A VOZ E O VIOLÃO DE JOSÉ KAFALA

Representatividade do intérprete ao longo da história da trova angolana. O músico angolano que actua esta noite na CACAU. 

Jomo Fortunato |

Ligada à história social da música de intervenção, e com ela identificada, a trova angolana conheceu um rápido desenvolvimento e divulgação depois da independência de Angola, em 1975. Consubstanciada na sátira ou no aplauso a um ideal político, o seu desenvolvimento absorveu nítidas influências dos trovadores cubanos da chamada “nueva trova”, representada, fundamentalmente, por Leo Brawer, Sílvio Rodrigues e Pablo Milanês.

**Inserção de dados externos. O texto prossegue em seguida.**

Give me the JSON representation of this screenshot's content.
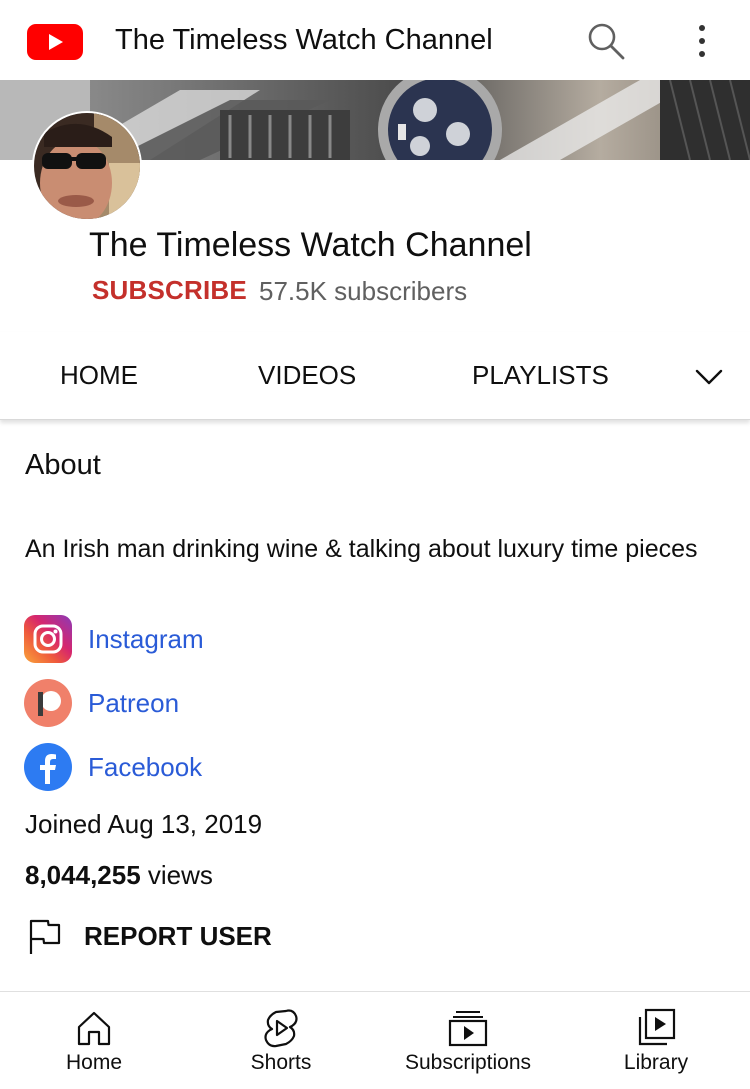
{
  "header": {
    "title": "The Timeless Watch Channel",
    "logo_icon": "youtube-logo-icon",
    "search_icon": "search-icon",
    "more_icon": "more-vertical-icon",
    "brand_color": "#ff0000"
  },
  "channel": {
    "name": "The Timeless Watch Channel",
    "subscribe_label": "SUBSCRIBE",
    "subscribers": "57.5K subscribers",
    "subscribe_color": "#c4302b"
  },
  "tabs": [
    {
      "label": "HOME"
    },
    {
      "label": "VIDEOS"
    },
    {
      "label": "PLAYLISTS"
    }
  ],
  "tabs_more_icon": "chevron-down-icon",
  "about": {
    "heading": "About",
    "description": "An Irish man drinking wine & talking about luxury time pieces",
    "links": [
      {
        "label": "Instagram",
        "icon": "instagram-icon"
      },
      {
        "label": "Patreon",
        "icon": "patreon-icon"
      },
      {
        "label": "Facebook",
        "icon": "facebook-icon"
      }
    ],
    "link_color": "#2a5bd7",
    "joined": "Joined Aug 13, 2019",
    "views_count": "8,044,255",
    "views_suffix": " views",
    "report_label": "REPORT USER",
    "report_icon": "flag-icon"
  },
  "bottom_nav": [
    {
      "label": "Home",
      "icon": "home-icon"
    },
    {
      "label": "Shorts",
      "icon": "shorts-icon"
    },
    {
      "label": "Subscriptions",
      "icon": "subscriptions-icon"
    },
    {
      "label": "Library",
      "icon": "library-icon"
    }
  ]
}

A noção de trovador embora se distancie, nos tempos modernos, da remota acepção medieval – designação dos antigos poetas provençais, em França, que cultivaram a poesia lírica, e aos poetas peninsulares desse tempo que os imitaram – conserva a carga semântica que lhe está na origem.

A economia de meios, concretizada no uso da voz e do violão, uma das características da trova moderna, contribuiu para sua larga difusão e o seu cultivo no período pós-independência. Outro aspecto deveu-se à eclosão da liberdade, constituindo, o exercício do canto livre, uma das manifestações mais populares de regozijo e de motivação à criação, gerada pelos novos tempos de emancipação política.

A história da trova angolana regista os nomes de Manuel Curado, Trio Percussor, formado por Ladislau Ventura, Massangano e Júlio Quental, Mário Rui, Mário Silva, José Fixe, Waldemar Bastos, Beto Gourgel, Duo Missosso, de Filipe Mukenga e José Agostinho, Afonso Gonçalves e, naturalmente, José Kafala.

Carreira

A expressividade da voz de José Kafala, assenta na liturgia religiosa. O pai de José cantava,  foi pastor e regente de coro da Igreja Protestante, colocado nos Dembos, hoje província do Bengo. Militante de uma temática textual de feição marcadamente humanista e social, José Kafala evoca nas suas canções a dor, o sofrimento, a conflitualidade étnica e amorosa, e a eterna esperança de um mundo melhor.

José Kafala vence, em 1984,  o Primeiro Festival dos Artistas Amadores das Forças Armadas, com o tema “Ngui mbalundo” e, em 1985, o arrebata o primeiro lugar do Top dos Mais Queridos, da Rádio Nacional de Angola, com o tem “Ó Kudizola Kueto”, gravado depois com o “Amandla”, a banda musical do ANC, da África do Sul.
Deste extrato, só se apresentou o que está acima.